Morreu com 48 anos de cancro. Apesar da fortuna e da tal dita "sorte" que teria tido.
Já em casa veio-me também à memória um outro Amigo com uma história bem estranha. O Pai tinha sido imigrado na Àfrica do Sul e lá montou uma empresa de metalo-mecânica (que era a sua profissão de raiz no Tramagal). Prosperou, passou de "vão de escada" a pequena empresa e quando deu por si já empregava 160 trabalhadores ...Teve este filho tarde na sua vida, da mulher que veio buscar à "terra". Quando chegou a hora de estudar a sério - depois de muito mandriar por aquelas "áfricas" - o rapaz preferiu vir fazê-lo para Lisboa em vez de continuar os estudos na terra de adopção. Nem ele saberá responder por que motivo. Se eu me tivesse que pôr a adivinhar diria que foi para sair de casa , já que muitas vezes, nesses anos 70's, as relações entre pais e filhos nem sempre eram as melhores, sobretudo entre um Pai trabalhador e um jovem meio "boémio"...

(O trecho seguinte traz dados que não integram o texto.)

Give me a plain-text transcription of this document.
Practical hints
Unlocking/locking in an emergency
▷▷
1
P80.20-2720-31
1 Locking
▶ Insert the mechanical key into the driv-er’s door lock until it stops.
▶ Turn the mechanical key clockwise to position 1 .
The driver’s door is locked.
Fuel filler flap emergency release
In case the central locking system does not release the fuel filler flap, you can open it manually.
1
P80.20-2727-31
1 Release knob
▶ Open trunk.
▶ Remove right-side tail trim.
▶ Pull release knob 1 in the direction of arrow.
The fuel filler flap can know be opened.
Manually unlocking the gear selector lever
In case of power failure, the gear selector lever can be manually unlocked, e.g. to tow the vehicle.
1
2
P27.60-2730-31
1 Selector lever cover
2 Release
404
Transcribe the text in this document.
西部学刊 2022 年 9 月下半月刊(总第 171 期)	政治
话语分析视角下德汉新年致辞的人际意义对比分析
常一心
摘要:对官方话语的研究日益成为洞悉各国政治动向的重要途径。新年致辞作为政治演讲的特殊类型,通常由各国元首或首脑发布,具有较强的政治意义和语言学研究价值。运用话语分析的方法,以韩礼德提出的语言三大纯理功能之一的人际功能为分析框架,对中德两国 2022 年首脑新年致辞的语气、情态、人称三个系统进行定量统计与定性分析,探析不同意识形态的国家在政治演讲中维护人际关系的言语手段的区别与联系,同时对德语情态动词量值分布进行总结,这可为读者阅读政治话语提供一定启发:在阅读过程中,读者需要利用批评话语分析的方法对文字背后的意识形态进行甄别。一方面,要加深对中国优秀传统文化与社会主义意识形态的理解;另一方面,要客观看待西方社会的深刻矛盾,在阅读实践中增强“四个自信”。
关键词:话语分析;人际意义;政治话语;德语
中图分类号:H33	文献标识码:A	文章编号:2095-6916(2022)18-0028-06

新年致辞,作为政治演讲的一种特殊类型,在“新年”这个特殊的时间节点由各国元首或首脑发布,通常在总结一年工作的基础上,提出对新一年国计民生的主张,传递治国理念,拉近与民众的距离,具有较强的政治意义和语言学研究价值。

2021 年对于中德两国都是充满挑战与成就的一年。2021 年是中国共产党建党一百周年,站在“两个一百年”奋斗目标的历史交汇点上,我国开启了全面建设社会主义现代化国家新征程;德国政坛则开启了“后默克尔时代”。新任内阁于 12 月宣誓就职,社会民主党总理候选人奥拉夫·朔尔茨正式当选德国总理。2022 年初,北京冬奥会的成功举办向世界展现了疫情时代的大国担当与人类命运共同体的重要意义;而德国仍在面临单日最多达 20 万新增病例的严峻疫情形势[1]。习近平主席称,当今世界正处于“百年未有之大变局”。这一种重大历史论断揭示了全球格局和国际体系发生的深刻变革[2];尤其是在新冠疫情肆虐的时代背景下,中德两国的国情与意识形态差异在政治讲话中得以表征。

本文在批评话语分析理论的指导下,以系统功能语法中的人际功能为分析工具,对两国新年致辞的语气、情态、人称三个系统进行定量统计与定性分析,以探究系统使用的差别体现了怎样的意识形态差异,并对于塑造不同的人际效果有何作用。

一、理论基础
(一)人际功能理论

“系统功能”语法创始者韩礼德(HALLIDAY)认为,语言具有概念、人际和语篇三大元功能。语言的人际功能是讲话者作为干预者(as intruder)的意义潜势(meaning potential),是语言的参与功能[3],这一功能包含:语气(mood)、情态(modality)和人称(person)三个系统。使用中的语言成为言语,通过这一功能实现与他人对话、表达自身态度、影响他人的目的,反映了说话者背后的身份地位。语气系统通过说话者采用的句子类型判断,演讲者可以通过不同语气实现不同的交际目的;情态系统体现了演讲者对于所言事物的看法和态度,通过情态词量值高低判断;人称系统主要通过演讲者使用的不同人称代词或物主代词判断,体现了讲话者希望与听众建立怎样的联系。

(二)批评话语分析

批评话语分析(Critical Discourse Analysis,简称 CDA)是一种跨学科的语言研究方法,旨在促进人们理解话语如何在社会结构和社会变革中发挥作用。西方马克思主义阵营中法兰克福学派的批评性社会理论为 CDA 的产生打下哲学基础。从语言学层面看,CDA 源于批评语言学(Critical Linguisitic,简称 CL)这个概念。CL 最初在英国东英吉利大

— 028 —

De todas as formas fomos colegas no ISCTE. Herdou muito do pai (que faleceu ainda ele não tinha concluído o curso). De tudo o que tinham em África se desfez ( ficando muito bem de vida) e aqui, nos arredores de Lisboa, montou uma Empresa com a Mãe, também de metalo-mecânica. Achámos todos estranho como um licenciado em Gestão poderia ter tomado tal decisão, mas assim foi.
Já rico e casado - 20 anos depois - voltei a vê-lo por esses restaurantes da moda, desde o Gambrinus ao Porto de Santa Maria. Sempre nos falámos muito bem, como colegas que éramos. Contou-me ele mais tarde que no início de 1997 ou 98, deslumbrado com as oportunidades que a EXPO 98 traria para o seu ramo, teria dado não um, mas para aí dois ou três "passos maiores do que as pernas". Meteu-se em subempreitadas de grande vulto, os Prime Contractors (promotores imobiliários ) não lhe pagaram. Os bancos começaram a torcer a corda e... teve de abrir falência.
Esta a história que ele contou. Há quem diga que também terá tido algum peso no descalabro um divórcio muito complicado e as "tornas" que teve de pagar à Ex-Mulher.
Em 2005 era vendedor de artes gráficas (as voltas que a vida deu), trabalhava como free lancer para várias firmas do ramo e assim tornei a encontrá-lo, já dentro da minha vida profissional.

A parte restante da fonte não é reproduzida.